Era da molto che pensavo di parlarvene, ma non volevo urtare la sensibilità dei molti lettori che, credo, non saranno d’accordo con me. Poi l’altro giorno ho assistito a un evento spettacolare e ho deciso di scriverne. Però so, e voglio dirlo all’inizio, che questa è solo l’opinione di una parte minoritaria del genere umano; so anche, e pure voglio metterlo in cima, che un’opinione diversa dalla mia avrebbe lo stesso valore. Però questa pagina ce l’ho io.

Per ragioni molto variamente antropologiche sono stato a vedere le semifinali di un campionato mondiale di cani a Long Beach, California. Si trattava di un’esibizione canina classica: ispezione del giudice (denti, pelo, simmetria), trotto del cane con conduttore (sempre esilarante, a volte ai limiti dell’incredibile) e posa in piedi, allungato al massimo (che si ottiene mettendo del cibo a circa 10 cm dal naso dell’animale, che ha una specie di erezione della postura). Era un evento in abito da sera (io l’ho scampata perché ero nel settore stampa), con pubblico urlante, diretta Tv, inno nazionale, the winner is, ecc. Naturalmente il set, Long Beach, ha aggiunto molto all’evento: soltanto il pubblico si meriterebbe un reportage di venti pagine. I conduttori sono quasi tutti professionisti – e sicuramente benestanti. Si va dalla ragazzotta bene con la fissa per lo Yorkshire al coreano con oltraggioso barboncino strafonato. Cani di questo tipo necessitano di cure particolarissime, dovendo incarnare l’ideale di perfezione nella propria razza, esattamente come certi divi di Hollywood incarnerebbero la loro: diete rigorose, esercizio calibrato ma costante, cura dell’estetica, del pelo, dei piedi… Come mi ha spiegato un conduttore: “Questi non sono cani da casa”.

I cani sono assolutamente pazzeschi, e non hanno nulla di umano, pardon canino – salvo in rari casi.

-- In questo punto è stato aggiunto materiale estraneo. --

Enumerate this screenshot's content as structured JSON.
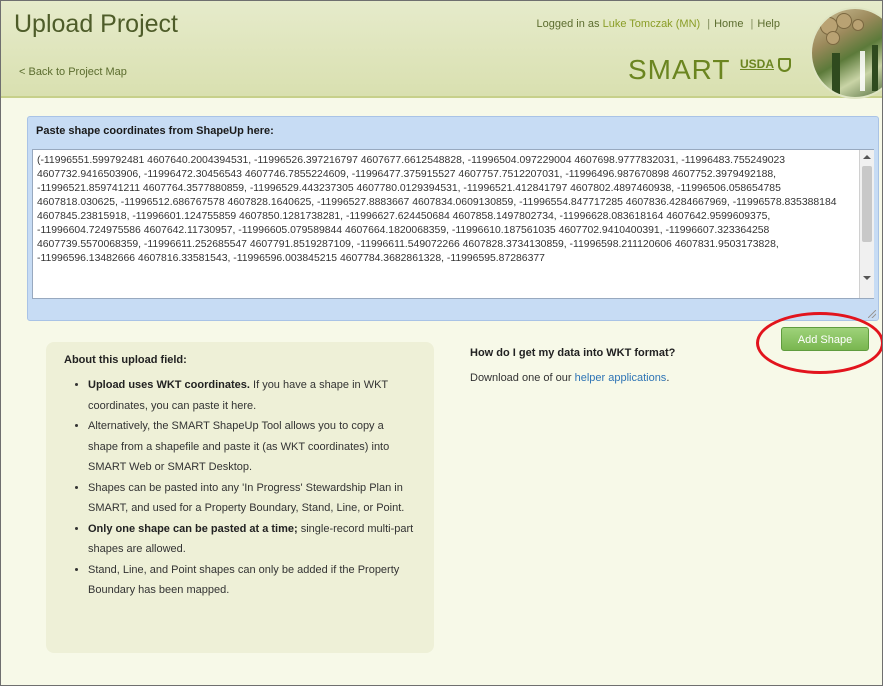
{
  "header": {
    "title": "Upload Project",
    "back_link": "< Back to Project Map",
    "logged_in_prefix": "Logged in as",
    "user": "Luke Tomczak (MN)",
    "home": "Home",
    "help": "Help",
    "brand": "SMART",
    "agency": "USDA"
  },
  "shape_input": {
    "label": "Paste shape coordinates from ShapeUp here:",
    "value": "(-11996551.599792481 4607640.2004394531, -11996526.397216797 4607677.6612548828, -11996504.097229004 4607698.9777832031, -11996483.755249023 4607732.9416503906, -11996472.30456543 4607746.7855224609, -11996477.375915527 4607757.7512207031, -11996496.987670898 4607752.3979492188, -11996521.859741211 4607764.3577880859, -11996529.443237305 4607780.0129394531, -11996521.412841797 4607802.4897460938, -11996506.058654785 4607818.030625, -11996512.686767578 4607828.1640625, -11996527.8883667 4607834.0609130859, -11996554.847717285 4607836.4284667969, -11996578.835388184 4607845.23815918, -11996601.124755859 4607850.1281738281, -11996627.624450684 4607858.1497802734, -11996628.083618164 4607642.9599609375, -11996604.724975586 4607642.11730957, -11996605.079589844 4607664.1820068359, -11996610.187561035 4607702.9410400391, -11996607.323364258 4607739.5570068359, -11996611.252685547 4607791.8519287109, -11996611.549072266 4607828.3734130859, -11996598.211120606 4607831.9503173828, -11996596.13482666 4607816.33581543, -11996596.003845215 4607784.3682861328, -11996595.87286377"
  },
  "actions": {
    "add_shape": "Add Shape"
  },
  "about": {
    "title": "About this upload field:",
    "items": [
      {
        "bold": "Upload uses WKT coordinates.",
        "text": " If you have a shape in WKT coordinates, you can paste it here."
      },
      {
        "bold": "",
        "text": "Alternatively, the SMART ShapeUp Tool allows you to copy a shape from a shapefile and paste it (as WKT coordinates) into SMART Web or SMART Desktop."
      },
      {
        "bold": "",
        "text": "Shapes can be pasted into any 'In Progress' Stewardship Plan in SMART, and used for a Property Boundary, Stand, Line, or Point."
      },
      {
        "bold": "Only one shape can be pasted at a time;",
        "text": " single-record multi-part shapes are allowed."
      },
      {
        "bold": "",
        "text": "Stand, Line, and Point shapes can only be added if the Property Boundary has been mapped."
      }
    ]
  },
  "wkt_help": {
    "title": "How do I get my data into WKT format?",
    "prefix": "Download one of our",
    "link": "helper applications",
    "suffix": "."
  },
  "colors": {
    "header_bg": "#dfe5bd",
    "title": "#4e5c29",
    "brand": "#6b8520",
    "panel_bg": "#c7dcf4",
    "button": "#79b64f",
    "annotation": "#e2141d"
  }
}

Sono mutanti, come certe persone che abitano nella mia Tv, ma senza chirurgia. Lavati e stirati, pettinati e impomatati, docilissimi – ai limiti dell’autismo: sono stato dentro circa due ore e non ho sentito MAI nemmeno un abbaio. Si prestano a questo circo apparentemente rassegnati alla follia dei loro padroni, in cambio di frequenti bocconcini (croccantini? MDMA? Tranquillanti? Non so dire) che il conduttore porta sempre in tasca. Li ho guardati bene negli occhi, povere bestie, e ho avuto paura. Alcuni sembravano piangere mentre altri, come l’Elvis coreano nella foto, avevano un’espressione di follia omicida – limitata solo dalle dimensioni topesche. Altro che Gozilla: quella bestiaccia alta sei metri è il mio peggiore incubo.

Lo so: molti di voi hanno un cane e ci si trovano benissimo, hanno instaurato una relazione adulta e non basata sulla sua necessità di cibo ma su valori comuni e condivisi. Però mi chiedo, e vi chiedo, onestamente: quanti? Secondo me pochi. Non mi pare assurdo che ti piaccia avere un cane (specie se rimuovi la sua merda dal mio marciapiede), e nemmeno che ci sia una qualche forma di affetto tra di voi. Però devi sapere che quello che gli umani hanno fatto ai cani nel corso dei millenni non solo non ha scusanti, ma è probabilmente il singolo atto di scellerata infamia più vasto mai compiuto sul pianeta. Abbiamo preso degli animali liberi e li abbiamo costretti a stare sotto “padrone”. Li abbiamo selezionati in base a criteri ripugnanti e sbagliati, come la tenerezza o la buffezza. Abbiamo favorito deformità fortemente invalidanti, come nel caso dei bassotti: chi di voi vorrebbe avere un torace lunghissimo e gambe minuscole? Abbiamo creato specie che non potrebbero più sopravvivere in natura (questo lo abbiamo fatto anche a altri animali e piante), che esistono solo perché alcuni di noi le trovano graziose.

Scusate, io non provo orrore quando un cane sbrana il padrone. Mi pare perfino bello, un rigurgito di istinto, un ritorno alla natura. Ne ho provato invece parecchio al concorso di Long Beach: mi ha ricordato cosa siamo capaci di fare noi umani a chi non può ribellarsi.